Students and teachers remember summers past and present

Photo+courtesy+of+Aaron+Besser+

Photo courtesy of Aaron Besser

Amelia Bergeron and Margot Durfee

When sophomore Caroline Durr took a summer job working at a local farmer’s market, she figured she’d learn to tell a McIntosh apple from a honeycrisp, and parsley from parsnip. Instead, she found herself solving a crime.

“I was gone for one weekend when this guy came to the market and didn’t sign his check for 75 dollars of groceries,” she said. In the following few weeks, she was on the lookout for the customer, whose first name was Alexander. “Any time someone would pull out their credit card to pay, we would quickly look over to see if it was his name on the credit card… then we would flag [the manager], and be like, ‘Ooh that person’s name starts with an A,’” she said.

After a month of searching for the man and his 75 dollars worth of fruit, Durr was close to giving up. Then, “One of the last weekends we are open, [a woman] comes and signs his name and we thought, ‘this is the guy!’, but it was his wife. So we pulled out the other check and said, ‘sign this, you owe us so much money.’ She was like, ‘Oh my god! My husband does this all the time.’”

Social studies teacher Aaron Besser spends his summers working at Camp Ramah in the Poconos, a Jewish summer camp an hour from Scranton, Pennsylvania. He has been working there for about six years.

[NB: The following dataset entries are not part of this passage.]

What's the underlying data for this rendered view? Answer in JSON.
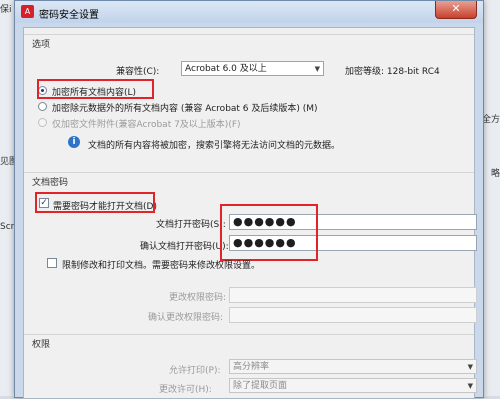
{
  "window": {
    "title": "密码安全设置",
    "close_label": "✕"
  },
  "background": {
    "left_fragments": [
      "保i",
      "见图",
      "Scr"
    ],
    "right_fragments": [
      "全方",
      "略"
    ]
  },
  "options": {
    "section_title": "选项",
    "compat_label": "兼容性(C):",
    "compat_value": "Acrobat 6.0 及以上",
    "encrypt_level": "加密等级: 128-bit RC4",
    "radio1": "加密所有文档内容(L)",
    "radio2": "加密除元数据外的所有文档内容 (兼容 Acrobat 6 及后续版本) (M)",
    "radio3": "仅加密文件附件(兼容Acrobat 7及以上版本)(F)",
    "info_text": "文档的所有内容将被加密，搜索引擎将无法访问文档的元数据。"
  },
  "doc_password": {
    "section_title": "文档密码",
    "require_label": "需要密码才能打开文档(D)",
    "open_pw_label": "文档打开密码(S):",
    "open_pw_value": "●●●●●●",
    "confirm_pw_label": "确认文档打开密码(U):",
    "confirm_pw_value": "●●●●●●",
    "restrict_label": "限制修改和打印文档。需要密码来修改权限设置。",
    "change_pw_label": "更改权限密码:",
    "confirm_change_pw_label": "确认更改权限密码:"
  },
  "permissions": {
    "section_title": "权限",
    "print_label": "允许打印(P):",
    "print_value": "高分辨率",
    "change_label": "更改许可(H):",
    "change_value": "除了提取页面"
  },
  "colors": {
    "highlight": "#e0252a",
    "accent": "#2d73c8"
  }
}
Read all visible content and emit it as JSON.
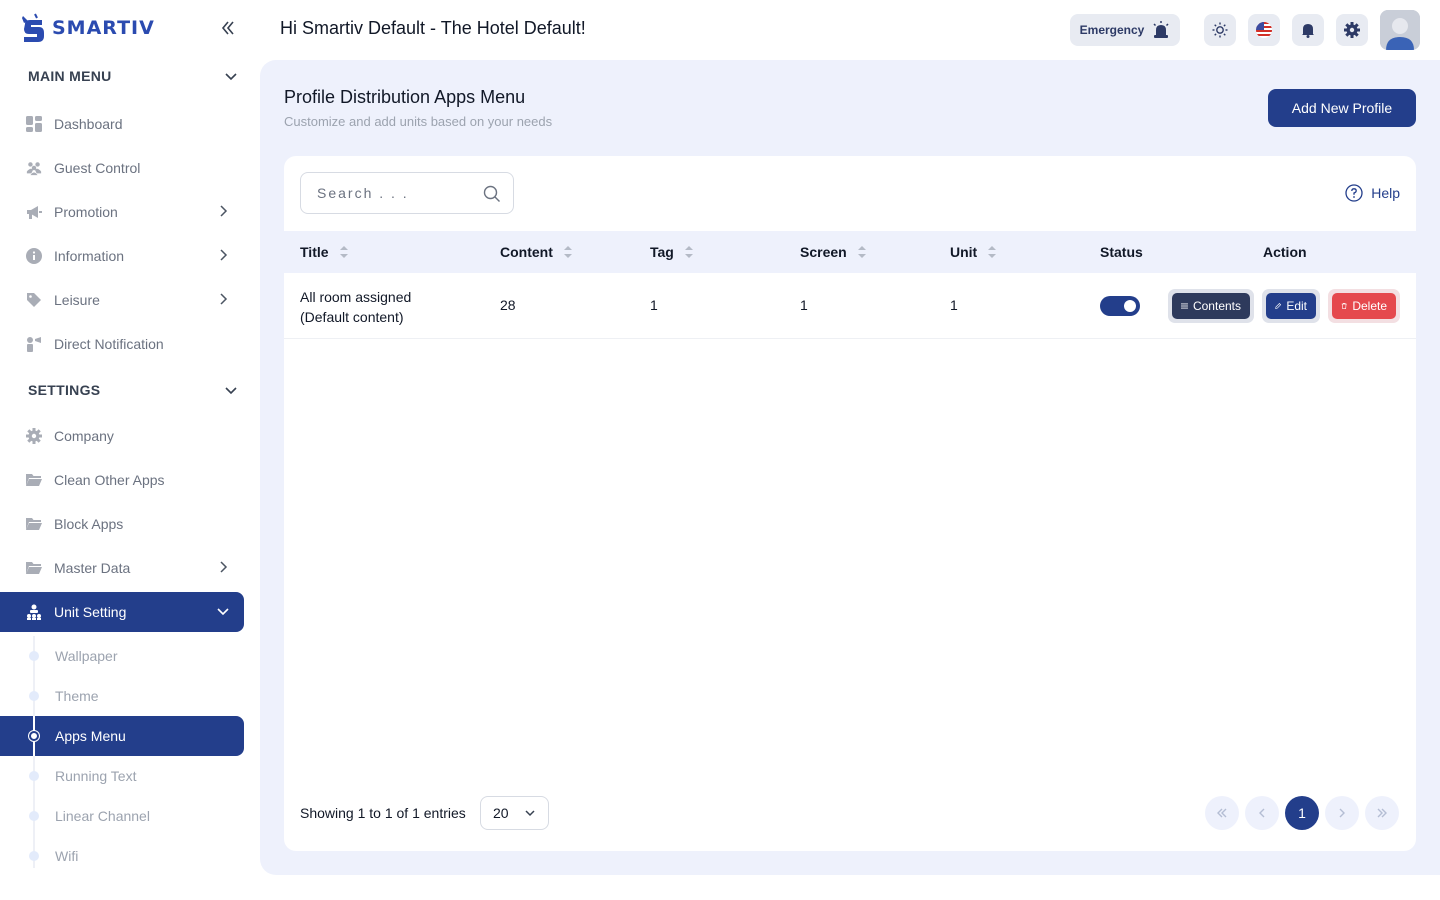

This year, he will be a unit leader, meaning he is “in charge of all the rising fourth and fifth graders and all the staff that are cabin counselors for them,” he said.

One summer, their bunk theme was “Around the World,” so to keep the large number of kids engaged they reenacted the French Revolution. “We got cups of red paint, and we played this game where me and my co-counselor were obviously going to win, and [the kids] were the rebels,” said Besser. “Every time we ‘killed’ a rebel, we got to throw cups of red paint at them. They thought it was hysterical.”

Besser also builds in a week before school where he can get organized and refresh himself with the content he will be teaching. “My goal is to look over the first advisory stuff over the summer, so that way when I get to school in August I have a pretty good idea of what each day will look like for the first advisory,” Besser said.

Spanish teacher Amy Wopat also uses time during her summer to prepare for the next school year. She spends about three to five weeks to focus on work for Wilson. “I take classes, do training, go to conferences. This summer I’m doing a three-week training for mindfulness and meditation and yoga that’s for educators,” she said. She hopes to bring what she learns to the classroom or a club for the next school year. She also spends time going over her curriculum to make it interesting for her to teach.  “If I’m not excited about teaching, that can easily be read by the students in my classes,” she said.

Additionally, Wopat is an AP Reader, so at the beginning of summer she will take part in an AP reading to help prepare her for the classes she teaches.

Wopat also has plans to travel to the Basque region in Southern France and Northern Spain this summer. She is going to do research about the culture of the area to potentially write a book. “Half of it is for fun. My profession, obviously being a language teacher, allows me to travel and there is a huge part that is satisfying to me as a teacher,” Wopat said. She also plans to visit family and friends for about a week or two.

During the summers and the school year, senior Sophie Weich works at Party Hands, an event planning and catering company. Last summer, Weich learned how to put out fires, literally and figuratively.

“One time I was working at a party and they had a very old oven,” said Weich. “I was trying to get something out of the oven and had a hot pad in my hand, and it touched the coil at the bottom and caught on fire. I had to rush it to the sink and put out the fire,” she said.

Another time, Weich found herself in the midst of a client crisis, when a client refused to use cash or checks to pay. “He only used credit cards, which is the one way you can’t pay for this job,” she said. “The guy was like, ‘I’m not paying,’ and I was like, ‘But you have to pay, I just worked for six hours.’ He didn’t want to so I called my boss and she got him to pay.”

Overall, Weich enjoys the quirks of her job. “Don’t do a job that you are going to dread going to,” she said. “Because, while you are doing it for work and to get money, you also want to have some sort of fun with it as well.”

When August arrives, students and teachers’ vacations will come to an end as they try to complete last-minute tasks, like setting up their classrooms and finishing summer assignments, before they return for the new school year.